You too can have a cutting-edge design
“I love your typography. I like its simplicity.”
– Michael Llewellyn-Williams, president BrandMechanics, Inc
My web design principles come from many years' experience of designing in the print medium. I was brought up on the idea that the eye cannot comfortably read a line that is too long, that contains too many characters, so I mostly use a fixed width to contain the text that stays the same no matter what size the window. Readability is my first concern, I regard this as an essential component of web design, never to be sacrificed to a cool look. You can have a cool look and be readable.
All the sites I now create use XHTML and
CSS (Cascading Style Sheets) for layout and
typography. The big advantage, gigantic actually, of using CSS
for layout, and what has become known as 'semantic markup' – the separation
of style from content that CSS enables –
is that all the instructions regarding the look of the site, typography,
colour scheme, column layout, are contained in a single tiny style file
(the stylesheet), whereas the content, the text and pictures, is contained
in the individual actual pages.
The stylesheet is linked to a collection of webpages, which could comprise your entire site. So if you want to change all your type throughout your site from, say, Arial to Times New Roman, and change the background from cream to lilac, and the link hover colour from claret to purple, then you can do this by making those amendments to the stylesheet and uploading just that single file to your server, and all the pages linked to it will be changed without any more to do, whether you have 10 or 10,000 pages. This also means that your individual pages are no longer bloated out with styling instructions ('tag soup'), so are smaller and load faster, since the stylesheet is already stored in the browser's cache once the first page of the site has loaded.
Semantic design is also beneficial for search-engine rankings. The Google web-crawler indexing robot is a simple text-reader. Google hates 'tag soup', much prefers clean content. The high-ranking sites at the moment are mostly CSS sites, and it's liable to stay that way. So in other words, the way it's designed under the surface gives a real competitive edge.
I ensure that all my pages validate, which means they are tested against
the validator provided by the World
Wide Web Consortium (W3C) to point out coding
errors and other deviations from web standards.
'Web standards' is the new buzzword in web design, but what it means is
that websites built according to them (which most aren't) are future-proofed
to work in the next generation of browsers and to continue to work. Such
sites will also be accessible on handhelds and web-TV, and screen-readers
for the blind.
Many sites created with non-standard code are now starting to creak severely and fall apart. Yet a surprising number of design agencies are still using obsolescent layout methods, making pages full of kludgy code that modern browsers stub their toes on. The aesthetics of a site are of the utmost importance, but eye-catching design should go hand-in-hand with lean clean code under the bonnet, which ensures the site is accessible and stable in all browsers.

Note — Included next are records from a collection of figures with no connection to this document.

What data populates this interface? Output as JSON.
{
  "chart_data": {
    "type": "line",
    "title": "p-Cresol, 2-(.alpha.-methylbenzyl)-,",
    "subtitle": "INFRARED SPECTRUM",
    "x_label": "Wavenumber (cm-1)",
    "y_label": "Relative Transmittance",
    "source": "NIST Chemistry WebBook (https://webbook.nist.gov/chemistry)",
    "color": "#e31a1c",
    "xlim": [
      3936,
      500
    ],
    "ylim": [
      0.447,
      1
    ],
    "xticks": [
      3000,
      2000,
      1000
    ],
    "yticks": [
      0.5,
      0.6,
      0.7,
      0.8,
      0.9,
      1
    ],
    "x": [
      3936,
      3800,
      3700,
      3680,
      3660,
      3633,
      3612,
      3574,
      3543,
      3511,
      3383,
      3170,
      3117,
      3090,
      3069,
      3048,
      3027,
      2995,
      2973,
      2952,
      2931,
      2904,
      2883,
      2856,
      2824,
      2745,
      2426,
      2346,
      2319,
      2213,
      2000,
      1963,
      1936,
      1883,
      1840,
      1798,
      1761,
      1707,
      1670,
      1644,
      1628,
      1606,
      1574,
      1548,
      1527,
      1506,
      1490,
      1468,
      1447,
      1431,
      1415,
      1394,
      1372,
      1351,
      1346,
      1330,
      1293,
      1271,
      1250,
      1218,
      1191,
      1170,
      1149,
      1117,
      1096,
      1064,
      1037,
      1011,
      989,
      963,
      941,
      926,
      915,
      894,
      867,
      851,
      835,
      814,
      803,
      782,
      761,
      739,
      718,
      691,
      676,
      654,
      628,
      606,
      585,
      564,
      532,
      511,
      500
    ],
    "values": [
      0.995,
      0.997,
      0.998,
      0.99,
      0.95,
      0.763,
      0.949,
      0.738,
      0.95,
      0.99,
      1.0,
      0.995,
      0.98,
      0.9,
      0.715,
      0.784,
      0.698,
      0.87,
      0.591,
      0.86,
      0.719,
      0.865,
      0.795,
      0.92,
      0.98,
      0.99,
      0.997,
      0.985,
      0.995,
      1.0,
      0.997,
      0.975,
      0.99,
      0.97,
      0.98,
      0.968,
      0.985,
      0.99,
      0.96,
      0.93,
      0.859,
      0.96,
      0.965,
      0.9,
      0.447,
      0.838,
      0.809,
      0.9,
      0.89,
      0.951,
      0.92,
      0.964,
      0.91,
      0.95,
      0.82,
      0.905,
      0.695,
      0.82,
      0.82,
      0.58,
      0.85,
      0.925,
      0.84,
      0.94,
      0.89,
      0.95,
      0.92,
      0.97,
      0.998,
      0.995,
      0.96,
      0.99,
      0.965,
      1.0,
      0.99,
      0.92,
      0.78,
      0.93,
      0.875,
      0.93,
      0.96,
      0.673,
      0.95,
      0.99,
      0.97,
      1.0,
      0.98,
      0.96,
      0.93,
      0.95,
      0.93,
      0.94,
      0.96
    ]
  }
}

Spreading your site like wildfire
Some
people imagine that there are secretive and cunning techniques for gaining
high placement in search engines, particularly in Google, which currently
generates about 90% of searches arriving at a site. While it is true that
there are steps you can take to enhance your search results, by far the
best way to gain high search ranking is simply to have useful and detailed
content on your site.
You may be interested to know that I succeeded in just three months in making my own Yijing Dao website appear in the top five Google results on a search for many words and phrases related to the subject matter, with the site frequently being first. This was achieved mostly through content, but also trial-and-error experimentation to discover how changes introduced to pages could influence search results.